Basicly is the question: Wich one produces likely the better video quality: K-5 or K-01?
I referred to Bluray for your information only. IMHO, Blurays use high bitrates to make copying as hard as possible. E.g., the Bluray Planet Earth with true 1080p footage which has stunning image quality runs at 20 MBit/s on average with peaks around 35 MBit/s. And it's not even using the AVC codec yet.
A DVD reencoded to H.264/AVC with very good quality (no visible loss) has about 1.5 - 2 MBit/s.
An MP4 data stream of 20 MBit/s average can have stunning quality. The problem is that the required computational power is so high and most real-time hardware encoders deliver poor quality, meaning you need a high bitrate to compensate.
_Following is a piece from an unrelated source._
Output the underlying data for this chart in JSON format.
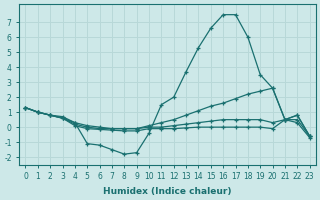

The more capable software encoders on modern Intel multi core CPUs are
just capable to encode MP4 in realtime if you want good results.
Maybe, the Fujitsu Milbeaut M6 (Pentax Prime M) being a new DSP is a break thru here. Maybe, at a given bitrate, it's output quality is closer to software encoders than previous in-camera encoders.
If this is not the case, then the K-5's MJPEG with its incredible bitrate may indeed beat the K-01 in quality. However, IMO the high bitrate combined with the 4GB limit restricts the K-5 too much wrt recording time.